My First Commissioned Work
After sharing my work with colleagues at work, one person reached out and asked if I could do a commission. Her daughter had published her first novel, Valkyrie, and she had an image from the book that she would like turned into a sculpture.
This subject matter isn’t something I normally work on, but I was intrigued by the challenge and agreed to give it a shot. I’m glad I did. It challenged me in ways I hadn’t been challenged before, helped me establish rules and procedures for pricing my work, and helped me establish more of the business side of my sculpting.

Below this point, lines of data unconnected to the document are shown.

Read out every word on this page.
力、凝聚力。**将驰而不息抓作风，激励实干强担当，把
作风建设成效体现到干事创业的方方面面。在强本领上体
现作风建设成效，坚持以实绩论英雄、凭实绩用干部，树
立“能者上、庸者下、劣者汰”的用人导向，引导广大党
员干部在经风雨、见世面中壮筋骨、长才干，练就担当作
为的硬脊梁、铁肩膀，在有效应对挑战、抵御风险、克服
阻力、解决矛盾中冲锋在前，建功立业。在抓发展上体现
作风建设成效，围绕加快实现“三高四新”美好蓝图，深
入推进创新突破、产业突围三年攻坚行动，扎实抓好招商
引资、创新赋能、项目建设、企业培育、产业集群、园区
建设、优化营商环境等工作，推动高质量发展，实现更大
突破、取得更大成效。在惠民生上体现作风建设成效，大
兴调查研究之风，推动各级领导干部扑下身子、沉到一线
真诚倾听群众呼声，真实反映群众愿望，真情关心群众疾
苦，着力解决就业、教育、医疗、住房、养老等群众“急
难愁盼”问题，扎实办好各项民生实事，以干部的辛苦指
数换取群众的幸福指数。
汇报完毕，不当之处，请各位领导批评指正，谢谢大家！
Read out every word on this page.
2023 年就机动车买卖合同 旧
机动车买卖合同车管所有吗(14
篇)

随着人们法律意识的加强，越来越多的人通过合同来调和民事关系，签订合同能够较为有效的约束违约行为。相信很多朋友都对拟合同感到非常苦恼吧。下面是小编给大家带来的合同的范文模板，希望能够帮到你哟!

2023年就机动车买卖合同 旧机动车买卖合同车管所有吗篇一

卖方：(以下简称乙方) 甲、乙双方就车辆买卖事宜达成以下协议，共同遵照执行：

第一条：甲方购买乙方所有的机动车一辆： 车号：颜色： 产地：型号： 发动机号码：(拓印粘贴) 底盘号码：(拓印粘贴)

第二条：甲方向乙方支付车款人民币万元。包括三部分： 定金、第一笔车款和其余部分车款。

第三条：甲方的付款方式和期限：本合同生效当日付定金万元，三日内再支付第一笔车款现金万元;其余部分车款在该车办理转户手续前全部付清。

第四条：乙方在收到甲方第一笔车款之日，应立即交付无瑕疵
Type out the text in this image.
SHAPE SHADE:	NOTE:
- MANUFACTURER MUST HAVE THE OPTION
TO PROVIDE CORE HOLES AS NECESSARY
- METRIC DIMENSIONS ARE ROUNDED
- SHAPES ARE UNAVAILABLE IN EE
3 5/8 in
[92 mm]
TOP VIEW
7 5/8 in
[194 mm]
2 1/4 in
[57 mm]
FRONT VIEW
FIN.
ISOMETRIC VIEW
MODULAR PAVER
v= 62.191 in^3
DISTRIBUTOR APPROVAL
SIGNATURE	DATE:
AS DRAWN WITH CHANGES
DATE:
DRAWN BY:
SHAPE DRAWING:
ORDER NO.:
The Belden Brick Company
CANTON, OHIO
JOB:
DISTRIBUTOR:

I approached this process in much the same way as any sculpture I’ve done from a 2D reference, but in this case I literally only had one view to work with. That made interpretation of the unseen shapes and volumes much more difficult. Also, my style of sculpture leans more toward the impressionists and far less than the realists. This subject matter demanded clean lines and polished surfaces and that’s just not how I work. My lines are less clean and the surfaces are rough and interpretive rather than measured and precise.
Regardless, I pressed on and she approved the final clay when it was done.
Once the clay final was approved, I moved into molding and casting. The original intent was to pour a cold-cast bronze of the piece, but I just couldn’t get the bronze to cooperate. Also, during the molding process, I tried to use a tin-cured silicone product and, while it is very easy to use, it did not give me a clean mold and I ended up having to use copious amounts of epoxy putty to repair the problem areas and then re-mold the entire thing in a two-part pour mold. This doubled my molding expenses and was an expensive lesson in using materials I am used to.
After getting a clean black resin cast, I moved on to finishing. I ended up using pewter rub and buff metallic paint. It was in keeping with the original photo and gave a nice “sci-fi” finish. Better than the cold-cast bronze would have. I left the helmet visor black to give it a more glass look and polished the rest. I added a clear acrylic base to the wood base and included a nice name plate with year on it.
I’m happy with the final result, I hope she and her daughter are pleased as well.